Les problèmes évoqués par les migrants existent à la fois dans les pays d’origine et d’accueil. Au niveau de la France c’est tout d’abord la limitation du montant des transferts à un seuil de 1 000 francs par la Poste qui pose problème. Un migrant qui veut envoyer de l’argent à une même personne, 3 000 francs par exemple, doit faire trois mandats de 1 000 francs et par conséquent payer trois fois les frais de transfert. Le coût unitaire de cette opération est souvent jugé élevé par certains migrants. En particulier, ceux qui font des virements à partir de filiales, succursales ou bureaux de représentation de banques africaines. Certes plus commode, le virement coûte relativement cher à la personne qui le fait – cela dépend de la banque africaine en question.

Encadré 2.11: Analyse comparative des frais de transfert

  • D’après nos enquêtes, les instruments de transferts les plus utilisés en France par les migrants sont : le virement bancaire, le mandat carte de La Poste et la mise à disposition bancaire (exemple du système Western Union)

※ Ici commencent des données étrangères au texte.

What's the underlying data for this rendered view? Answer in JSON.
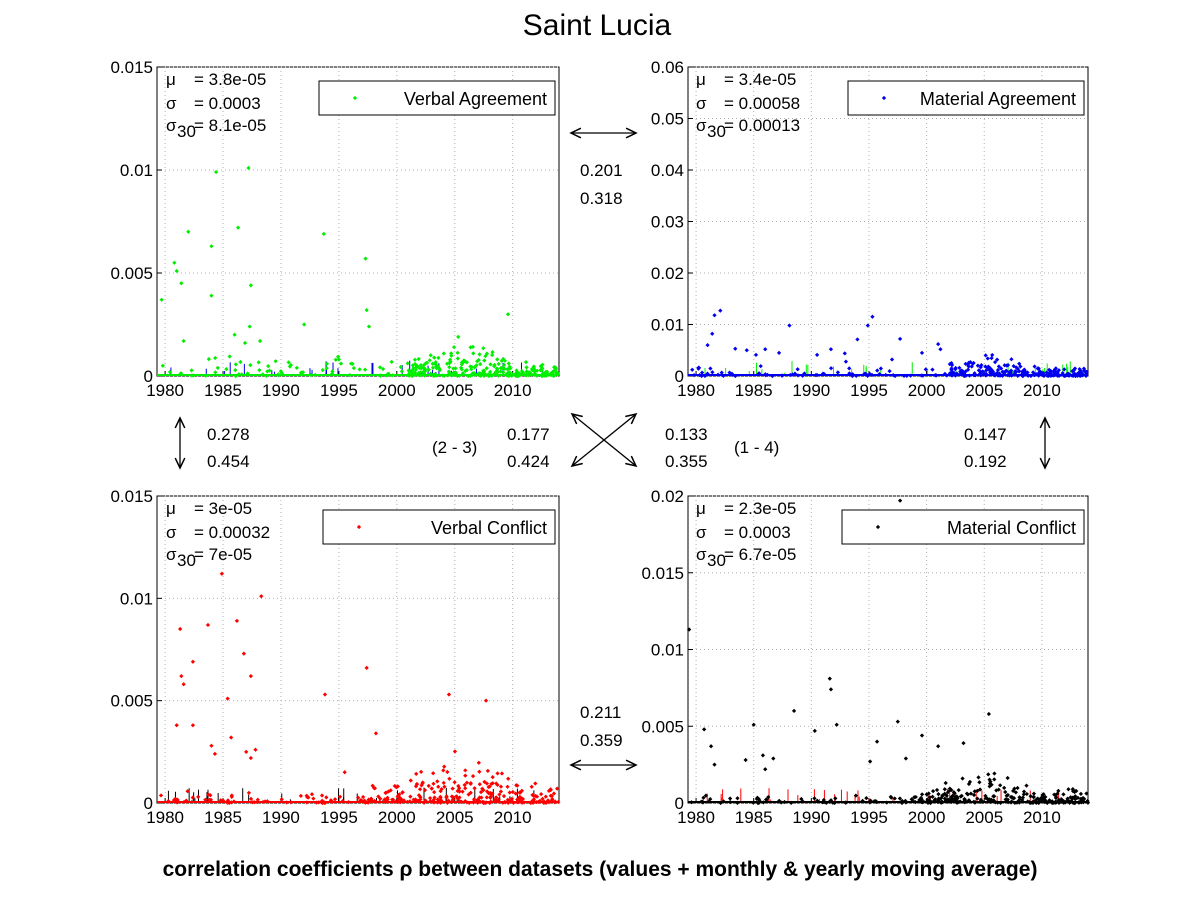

  • Les différences de qualité et de coût font que ces instruments sont appréciés diversement par les migrants. Prenons l’exemple de trois montants de transfert et comparons leurs coûts :

Montant du transfert Mandat carte Western Union Banque BRED
700 34 126 96,48
1800 39 162 96,48
3500 54 252 96,48

Les frais relatifs aux ordres de transfert à l’étranger sont différents selon les banques. Par exemple, pour la Banque Populaire (BRED), le coût est de 96,48 francs pour tout montant de transfert inférieur à 500 000 francs. Au-delà de cette somme, la banque applique un taux de 0,12 % sur le montant du transfert. Cette formule intéressante comporte un inconvénient majeur, à savoir que le destinataire doit être titulaire d’un compte bancaire. Les mandats postaux ont les coûts les plus faibles mais aussi le temps de transfert le plus long, la durée minimale étant d’au moins une semaine. A l’opposé, les fonds transférés par le système Western Union sont disponibles en moins d’une heure mais pour un montant de frais beaucoup plus élevé.

Le tableau suivant résume les principaux avantages et inconvénients de chacun de ces instruments :

Instruments Avantages Inconvénients
Virement bancaire - Rapidité
- Sécurité
- Coût élevé
- Le destinataire doit avoir un compte bancaire
Mandat carte - Coût faible
- Simplicité
- Délai long
Western Union - Simplicité
- Sécurité
- Rapidité extrême
- Coût élevé

L’ouverture de comptes d’épargne bancaire par certains migrants répond principalement à leurs besoins d’effectuer des transferts financiers. La non rentabilité financière des opérations de transfert pour les institutions financières françaises les conduit à n’accorder aucun intérêt particulier à la clientèle immigrée. L’amélioration des conditions de transfert ne peut donc provenir de ces institutions financières.

Au niveau des pays d’origine, plus particulièrement au Sénégal, la longueur du délai de réception est un problème récurrent. D’après les migrants, il arrive souvent que les fonds ne soient pas disponibles, ce qui pose des problèmes lorsque les transferts sont effectués pour des besoins de consommation urgents. Au cours de cette période d’attente certaines familles sont obligées d’emprunter à leurs amis ou voisins pour assurer leurs dépenses quotidiennes.

Les détournements de mandats sont aussi un problème évoqué ; les migrants soupçonnent les agents de caisse de prélever régulièrement une partie des fonds, les coûts de retrait étant jugés très élevés. L’Union des travailleurs sénégalais en France/Action revendicative déclarait le 22 février 1995 que « très peu sont les mandats payés à leurs destinataires dans des délais et conditions acceptables ». Elle affirme aussi que « les postes du Sénégal sont devenues des locaux aux caisses vides parce que les fonds destinés à payer les mandats sont utilisés par le gouvernement à d’autres fins : boucher des trous que les immigrés et les travailleurs de notre pays n’ont pas creusé. Cette pratique a un seul nom : c’est un détournement »211.

Notes
210.

R. Blion [1997]. Épargne des migrants et outils financiers adaptés, Cimade-Europact-ABPCD, Rapport intermédiaire n° 2, 79 p.

211.

Cité par I. Sakho dans le quotidien dakarois Walfadjri du 13 mars 1995.